Now, PBAN is structured and positioned to grow significantly: student referrals; membership by 200%; our scholarship fund with a combination of individual and corporate donations; and programming to support entrepreneurs. This new administration which I am honored to lead now has 24 leaders, from our board of directors and our general membership, who have answered the call to further build our infrastructure, promote our work and achievements, grow our efforts in student applications; and grow our membership. And it should be noted we represent graduates not only from the MBA program but also the MAcc and Ph.D. programs and there are membership opportunities open to anyone who is interested in supporting the organization in fulfilling its mission.

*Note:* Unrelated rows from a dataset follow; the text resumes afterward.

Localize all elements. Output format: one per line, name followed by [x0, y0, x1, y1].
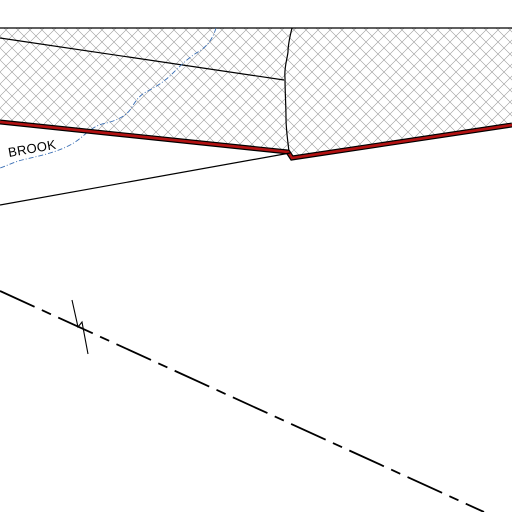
property-boundary — [0, 120, 512, 160]
brook-stream-line — [0, 27, 217, 169]
center-property-line — [284, 27, 293, 153]
right-of-way-line — [0, 290, 485, 512]
break-symbol — [71, 299, 89, 355]
lot-line-lower — [0, 152, 291, 206]
lot-line-upper — [0, 37, 285, 81]
hatched-area — [0, 28, 512, 158]
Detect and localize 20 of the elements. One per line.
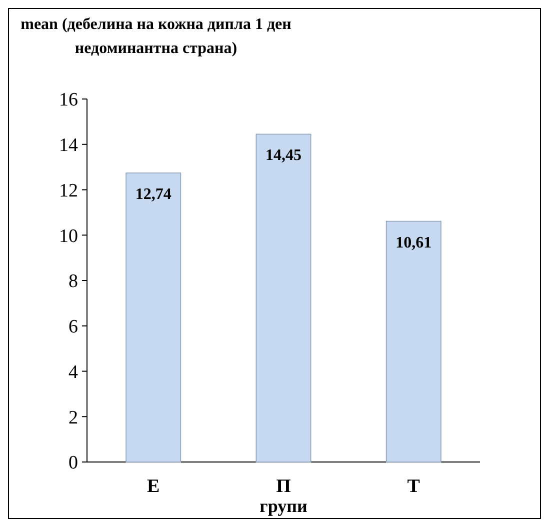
- x-axis-title: групи: [260, 496, 308, 516]
- y-tick-label: 10: [59, 226, 78, 247]
- y-tick-label: 4: [68, 362, 78, 383]
- bar: [256, 134, 312, 462]
- y-tick-label: 2: [68, 407, 78, 428]
- y-tick-label: 6: [68, 316, 78, 338]
- y-tick-label: 16: [59, 90, 78, 111]
- y-tick-label: 14: [59, 135, 78, 156]
- data-label: 14,45: [266, 147, 302, 164]
- data-label: 10,61: [396, 234, 432, 252]
- bar: [386, 220, 442, 462]
- x-tick-label: П: [276, 476, 292, 497]
- x-tick-label: Т: [407, 476, 420, 497]
- x-tick-label: Е: [147, 476, 160, 497]
- y-tick-label: 0: [68, 452, 78, 474]
- y-tick-label: 8: [68, 271, 78, 292]
- data-label: 12,74: [135, 186, 172, 203]
- y-tick-label: 12: [59, 180, 78, 202]
- chart-title: mean (дебелина на кожна дипла 1 ден недоминантна страна): [20, 15, 292, 59]
- bar: [126, 172, 182, 462]
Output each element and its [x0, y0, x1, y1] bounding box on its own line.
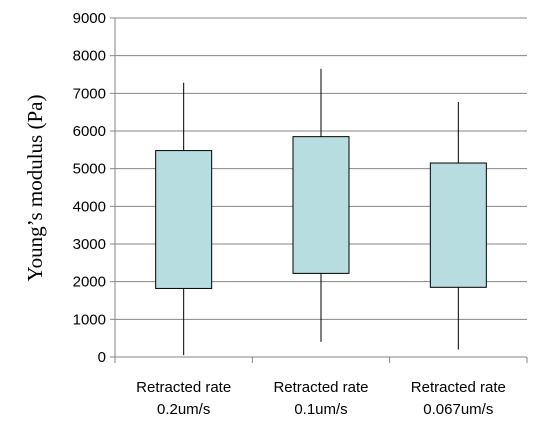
category-label-line2: 0.1um/s: [294, 401, 347, 418]
y-tick-label: 2000: [73, 274, 106, 291]
y-tick-label: 9000: [73, 10, 106, 27]
y-tick-label: 3000: [73, 236, 106, 253]
y-tick-label: 7000: [73, 85, 106, 102]
y-axis-label: Young’s modulus (Pa): [23, 95, 47, 282]
x-category-labels: Retracted rate 0.2um/s Retracted rate 0.1um…: [136, 379, 506, 418]
category-label-line1: Retracted rate: [136, 379, 231, 396]
y-tick-label: 5000: [73, 161, 106, 178]
category-label-line2: 0.2um/s: [157, 401, 210, 418]
y-tick-label: 6000: [73, 123, 106, 140]
category-label-line1: Retracted rate: [411, 379, 506, 396]
y-tick-label: 8000: [73, 48, 106, 65]
box-3: [429, 162, 487, 288]
axes: [110, 17, 528, 363]
category-label-line1: Retracted rate: [273, 379, 368, 396]
boxes: [155, 68, 487, 356]
box-1: [155, 150, 213, 289]
y-tick-label: 1000: [73, 311, 106, 328]
category-label-line2: 0.067um/s: [423, 401, 493, 418]
y-tick-label: 4000: [73, 198, 106, 215]
y-tick-label: 0: [98, 349, 106, 366]
y-tick-labels: 0 1000 2000 3000 4000 5000 6000 7000 8000 9000: [73, 10, 106, 366]
box-2: [292, 136, 350, 274]
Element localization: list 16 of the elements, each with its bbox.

In the years to come, we will continue to work directly with Katz leadership to support recruitment, retention, and placement of our students. We will develop stronger relationships with our partners in the NBMBAA Chapters in Pittsburgh, Atlanta, Indianapolis, New Jersey and DC in order to fill the pipeline of referrals of quality black applicants to the Katz MBA full-time program. We will also source mentors from our alumni membership to offer our students pursuing the masters and doctorate level degrees at Katz. We will partner with more social and corporate organizations to promote PBAN’s mission.  We will establish a champion for each of the 45 classes (from 1970 to 2015) to motivate fellow graduates to enjoy the benefits of becoming active members of PBAN. Ultimately, we will become the exemplar alumni network of the entire Pitt community and it is with pleasure I look forward to providing the vision, leadership and resolve to realize our mission.

Tricina Cash became the new President and Chairman of the Pitt Black MBA Network in 2014. Ms. Cash is one of the PBAN founding officers and she is a 2009 MBA graduate and a 1989 CAS graduate of the University of Pittsburgh.